McGough, EwingCole Tackle Duluth’s Hillside Hospital

McGough, EwingCole Tackle Duluth’s Hillside Hospital

McGough and EwingCole develop novel solutions for a hillside site, allowing Essentia Health to create more efficient patient services

Jeff Yoders | Digging Deeper
Engineering News-Record
September 13, 2021

Nestled into the north shore of Lake Superior, the city of Duluth, Minn., sits at the westernmost point of the Great Lakes. Formed by the glaciers that created the lakes themselves, much of Duluth’s Central Hillside neighborhood is built into a rocky, iron-rich slope with soil no deeper than 20 ft to 30 ft at any point and much of it is exposed rock.

The tallest building in Duluth today is only 16 stories and 247 ft tall due to the difficult ground and the winds blowing in off the lake.

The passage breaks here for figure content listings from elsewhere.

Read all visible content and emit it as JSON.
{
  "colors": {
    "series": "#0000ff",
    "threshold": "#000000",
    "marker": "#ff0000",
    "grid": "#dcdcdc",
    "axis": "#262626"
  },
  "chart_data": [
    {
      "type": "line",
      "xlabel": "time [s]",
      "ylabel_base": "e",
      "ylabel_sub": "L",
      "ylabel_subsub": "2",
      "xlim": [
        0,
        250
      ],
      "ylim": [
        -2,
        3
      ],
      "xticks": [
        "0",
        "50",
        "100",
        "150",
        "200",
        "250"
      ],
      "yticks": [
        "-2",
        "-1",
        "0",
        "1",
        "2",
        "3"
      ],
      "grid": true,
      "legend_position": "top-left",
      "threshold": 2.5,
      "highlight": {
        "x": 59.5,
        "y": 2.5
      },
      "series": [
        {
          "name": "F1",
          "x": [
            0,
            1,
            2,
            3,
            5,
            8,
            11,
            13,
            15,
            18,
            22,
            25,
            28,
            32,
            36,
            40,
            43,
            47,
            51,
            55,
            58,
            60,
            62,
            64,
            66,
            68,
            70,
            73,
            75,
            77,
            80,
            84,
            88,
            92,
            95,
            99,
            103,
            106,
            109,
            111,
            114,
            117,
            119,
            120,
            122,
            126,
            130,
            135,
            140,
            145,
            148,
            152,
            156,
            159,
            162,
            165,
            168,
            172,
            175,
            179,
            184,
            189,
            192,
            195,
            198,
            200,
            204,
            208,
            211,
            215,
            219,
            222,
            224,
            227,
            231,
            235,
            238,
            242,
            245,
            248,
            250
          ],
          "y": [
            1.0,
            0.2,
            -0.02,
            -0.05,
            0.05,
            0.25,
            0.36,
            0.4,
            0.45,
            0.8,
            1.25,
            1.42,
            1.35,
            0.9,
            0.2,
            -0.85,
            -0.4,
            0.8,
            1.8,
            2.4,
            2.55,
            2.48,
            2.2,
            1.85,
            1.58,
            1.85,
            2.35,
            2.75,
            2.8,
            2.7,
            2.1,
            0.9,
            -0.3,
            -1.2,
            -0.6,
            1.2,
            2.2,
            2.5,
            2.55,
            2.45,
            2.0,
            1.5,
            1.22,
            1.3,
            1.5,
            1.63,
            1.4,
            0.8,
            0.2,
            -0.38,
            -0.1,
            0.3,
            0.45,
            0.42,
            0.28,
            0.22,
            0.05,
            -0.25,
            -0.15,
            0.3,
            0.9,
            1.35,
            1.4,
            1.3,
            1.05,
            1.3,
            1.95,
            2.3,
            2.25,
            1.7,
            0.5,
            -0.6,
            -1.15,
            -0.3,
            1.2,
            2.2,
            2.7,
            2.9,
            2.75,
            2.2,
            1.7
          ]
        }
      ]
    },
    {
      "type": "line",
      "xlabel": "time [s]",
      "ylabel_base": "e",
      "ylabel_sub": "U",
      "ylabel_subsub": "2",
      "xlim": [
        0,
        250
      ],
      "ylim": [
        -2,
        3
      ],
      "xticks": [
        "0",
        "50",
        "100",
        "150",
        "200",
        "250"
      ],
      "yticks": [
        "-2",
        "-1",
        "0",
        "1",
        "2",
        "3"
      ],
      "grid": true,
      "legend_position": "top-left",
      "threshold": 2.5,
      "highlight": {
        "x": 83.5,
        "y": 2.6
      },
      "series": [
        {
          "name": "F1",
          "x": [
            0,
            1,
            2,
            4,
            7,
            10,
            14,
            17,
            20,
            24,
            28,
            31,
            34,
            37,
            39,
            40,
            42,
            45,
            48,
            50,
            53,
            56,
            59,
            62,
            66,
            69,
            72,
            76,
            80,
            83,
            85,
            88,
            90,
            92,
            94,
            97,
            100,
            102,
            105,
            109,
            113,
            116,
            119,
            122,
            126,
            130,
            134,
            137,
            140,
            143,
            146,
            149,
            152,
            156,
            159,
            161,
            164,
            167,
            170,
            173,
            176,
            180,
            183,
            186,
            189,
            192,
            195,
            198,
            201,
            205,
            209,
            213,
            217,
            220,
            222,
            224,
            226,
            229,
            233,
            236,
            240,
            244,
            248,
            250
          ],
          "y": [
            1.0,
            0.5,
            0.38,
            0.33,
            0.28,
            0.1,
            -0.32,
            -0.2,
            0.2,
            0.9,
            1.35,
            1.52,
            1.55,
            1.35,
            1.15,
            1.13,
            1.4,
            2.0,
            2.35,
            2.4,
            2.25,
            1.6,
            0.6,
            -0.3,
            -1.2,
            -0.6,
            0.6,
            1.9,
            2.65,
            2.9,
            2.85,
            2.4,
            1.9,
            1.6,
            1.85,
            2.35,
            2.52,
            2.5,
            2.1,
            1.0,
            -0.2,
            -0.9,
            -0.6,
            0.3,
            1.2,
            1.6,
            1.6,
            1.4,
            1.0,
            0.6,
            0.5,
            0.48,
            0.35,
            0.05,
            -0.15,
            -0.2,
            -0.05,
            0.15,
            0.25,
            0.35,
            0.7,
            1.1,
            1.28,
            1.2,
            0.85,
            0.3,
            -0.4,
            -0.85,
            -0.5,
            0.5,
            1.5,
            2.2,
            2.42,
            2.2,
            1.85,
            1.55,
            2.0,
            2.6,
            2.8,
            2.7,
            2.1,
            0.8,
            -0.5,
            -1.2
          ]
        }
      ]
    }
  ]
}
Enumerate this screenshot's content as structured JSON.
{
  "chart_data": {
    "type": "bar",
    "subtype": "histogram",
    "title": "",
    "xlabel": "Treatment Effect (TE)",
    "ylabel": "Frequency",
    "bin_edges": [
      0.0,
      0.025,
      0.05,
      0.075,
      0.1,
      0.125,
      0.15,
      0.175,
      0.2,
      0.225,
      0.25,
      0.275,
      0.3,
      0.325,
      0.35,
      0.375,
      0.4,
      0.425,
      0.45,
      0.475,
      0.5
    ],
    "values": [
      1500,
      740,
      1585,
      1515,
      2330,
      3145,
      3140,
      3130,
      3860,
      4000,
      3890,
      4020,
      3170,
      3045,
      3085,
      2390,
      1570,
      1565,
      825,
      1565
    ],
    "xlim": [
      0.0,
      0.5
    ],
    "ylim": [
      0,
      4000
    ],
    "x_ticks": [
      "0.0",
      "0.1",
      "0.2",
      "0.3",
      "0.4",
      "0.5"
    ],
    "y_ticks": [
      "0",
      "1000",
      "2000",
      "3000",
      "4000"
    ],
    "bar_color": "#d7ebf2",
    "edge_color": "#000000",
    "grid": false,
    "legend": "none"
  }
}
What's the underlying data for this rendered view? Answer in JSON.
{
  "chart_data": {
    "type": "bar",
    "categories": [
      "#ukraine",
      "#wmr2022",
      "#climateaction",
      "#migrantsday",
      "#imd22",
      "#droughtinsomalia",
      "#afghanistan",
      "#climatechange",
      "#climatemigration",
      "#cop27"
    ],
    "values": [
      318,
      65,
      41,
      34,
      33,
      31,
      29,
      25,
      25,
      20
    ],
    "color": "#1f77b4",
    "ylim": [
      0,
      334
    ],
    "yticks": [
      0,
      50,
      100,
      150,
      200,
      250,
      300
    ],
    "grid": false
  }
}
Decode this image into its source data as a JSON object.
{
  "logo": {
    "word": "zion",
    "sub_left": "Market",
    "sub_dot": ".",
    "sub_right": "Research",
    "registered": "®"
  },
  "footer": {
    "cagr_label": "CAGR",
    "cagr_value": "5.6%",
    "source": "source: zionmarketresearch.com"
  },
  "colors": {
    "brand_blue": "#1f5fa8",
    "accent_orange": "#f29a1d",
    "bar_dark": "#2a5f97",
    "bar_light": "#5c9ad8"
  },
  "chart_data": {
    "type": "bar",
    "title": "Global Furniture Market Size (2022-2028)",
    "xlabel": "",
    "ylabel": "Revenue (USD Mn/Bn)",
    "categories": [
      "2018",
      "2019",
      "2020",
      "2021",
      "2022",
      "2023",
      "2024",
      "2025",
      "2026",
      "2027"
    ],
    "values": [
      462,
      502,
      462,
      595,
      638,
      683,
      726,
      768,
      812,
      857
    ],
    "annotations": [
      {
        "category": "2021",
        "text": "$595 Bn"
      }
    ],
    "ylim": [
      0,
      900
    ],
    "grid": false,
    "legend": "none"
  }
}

Despite the challenge that Essentia Health’s existing St. Mary’s Medical Center and two clinics posed in Central Hillside, the owner chose to build 942,000 sq ft of new space on top of the existing hospital and where the clinics had been. The existing buildings have three different street elevations jutting into the hillside. The $900-million hospital expansion is on track to be completed in 2023, and the master plan for the Vision Northland medical campus consolidates much of Essentia’s downtown campus while replacing the existing St. Mary’s Medical Center.

 

The design for Essentia Health’s new consolidated campus combines an inpatient tower with clinics and outpatient services as well as a children’s hospital further down the hill to Superior Street. A circulation spine runs near the outside of all of the buildings. Rendering courtesy of Ewingcole

“From an organization standpoint, we’re really looking to consolidate our campus into a smaller footprint by building more vertically so we are able to tie into two of our existing clinics,” says Dan Cebelinski, Essentia Health’s director of facilities.

In 2017, architect EwingCole took on the challenges that include the rocky hillside, the need to build on top of a working hospital that had to stay open during the construction phase and connecting it to the clinics. The interconnected new inpatient hospital and outpatient building will rise 19 stories and 344 ft over the combined building’s Superior Street elevation. Between the two towers, eight steel trusses form a link between the lower outpatient building along Superior Street and the hospital’s bed tower along Second Street. More outpatient space, hospital support space and a new emergency room fill the gap between them including spanning over First Street. Two sizes of trusses are being used: one 69 ft long and weighing 42 tons and one 74 ft long and weighing 48 tons.

“One of the goals was to improve efficiencies,” says Robert McConnell, president of EwingCole. “We addressed the challenge presented by all of these different buildings crossing streets and sky bridges early in the planning stages, leading us to as efficient a building design as possible. The site ends up being advantageous because of the split that a vertical orientation can give you—that separation between inpatient and outpatient spaces.”

When general contractor McGough Construction started construction in 2019, the first thing crews had to do was remove existing structure and blast more than 40,000 cu yds of rock from the hillside. Vibration from blasting and excavating had to be monitored to preserve the walls and foundations of the existing buildings that were being incorporated into the new project, but also to allow medical care to continue at the existing St. Mary’s hospital. The emergency room had to remain open 24 hours as well.